HR 511

Observation data Epoch J2000 Equinox ICRS
- Constellation: Cassiopeia
- Right ascension: 01^{h} 47^{m} 44.83444^{s}
- Declination: +63° 51′ 09.0110″
- Apparent magnitude (V): 5.63

Characteristics
- Evolutionary stage: main sequence
- Spectral type: K0 V
- U−B color index: +0.40
- B−V color index: +0.80

Astrometry
- Radial velocity (R_{v}): +2.62±0.12 km/s
- Proper motion (μ): RA: +581.684 mas/yr Dec.: −246.462 mas/yr
- Parallax (π): 99.5902±0.0438 mas
- Distance: 32.75 ± 0.01 ly (10.041 ± 0.004 pc)
- Absolute magnitude (M_{V}): 5.61

Details
- Mass: 0.825±0.021 M_{☉}
- Radius: 0.819±0.024 R_{☉}
- Luminosity: 0.516±0.010 L_{☉}
- Temperature: 5,407±4.0 K
- Metallicity [Fe/H]: −0.02 dex
- Rotation: 21.67 days
- Rotational velocity (v sin i): 2.0 km/s
- Age: 2.2 - 3.5 Gyr
- Other designations: V987 Cassiopeiae, BD+63°238, GJ 75, HD 10780, HIP 8362, HR 511, SAO 11983, LHS 1297, LTT 10619

Database references
- SIMBAD: data
- ARICNS: data

= HR 511 =

Star in the constellation Cassiopeia

HR 511 (also designated V987 Cassiopeiae and Gliese 75 among others) is an orange dwarf of spectral type K0V in the constellation Cassiopeia.
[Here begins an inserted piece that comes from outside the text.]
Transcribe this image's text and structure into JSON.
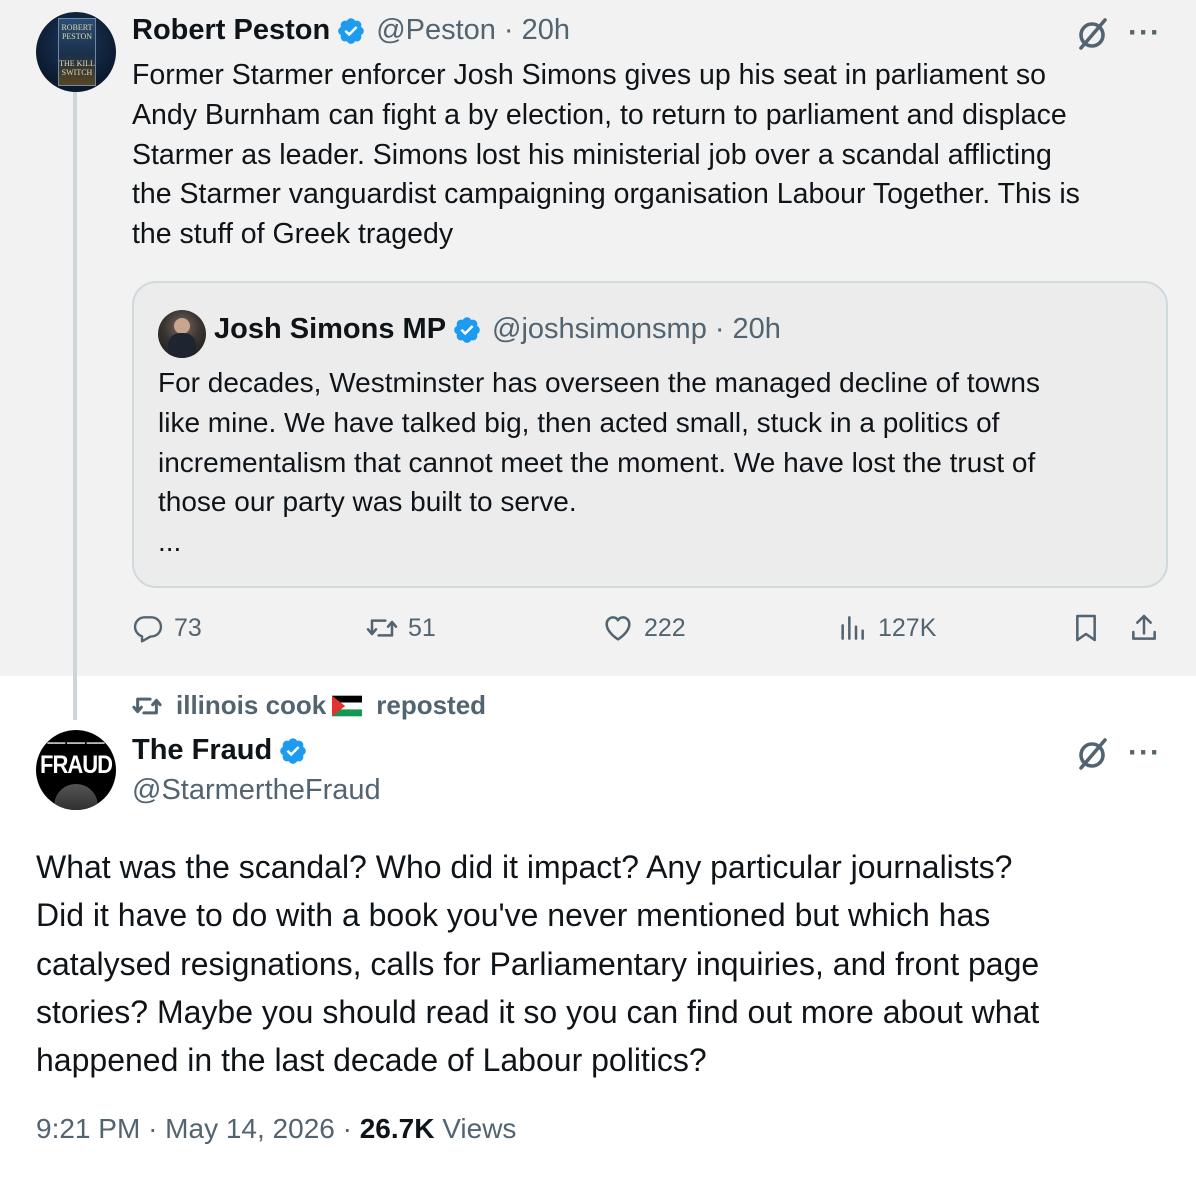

With an apparent magnitude of 5.63, it is faintly visible to the naked eye. The star is relatively close, 32.8 light-years from the Sun, just above 10 parsecs.

This star is estimated to be about the same age as the Sun, with 83% of the mass of the Sun and 82% of the Sun's radius. It has not been identified as a member of any moving star groups. This star has displayed unusual emissions of Ca II and is much more x-ray luminous than the Sun. It is considered a relatively active star. Based on an iron abundance of [Fe/H] = −0.02, the metallicity of this star appears to be similar to that of the Sun.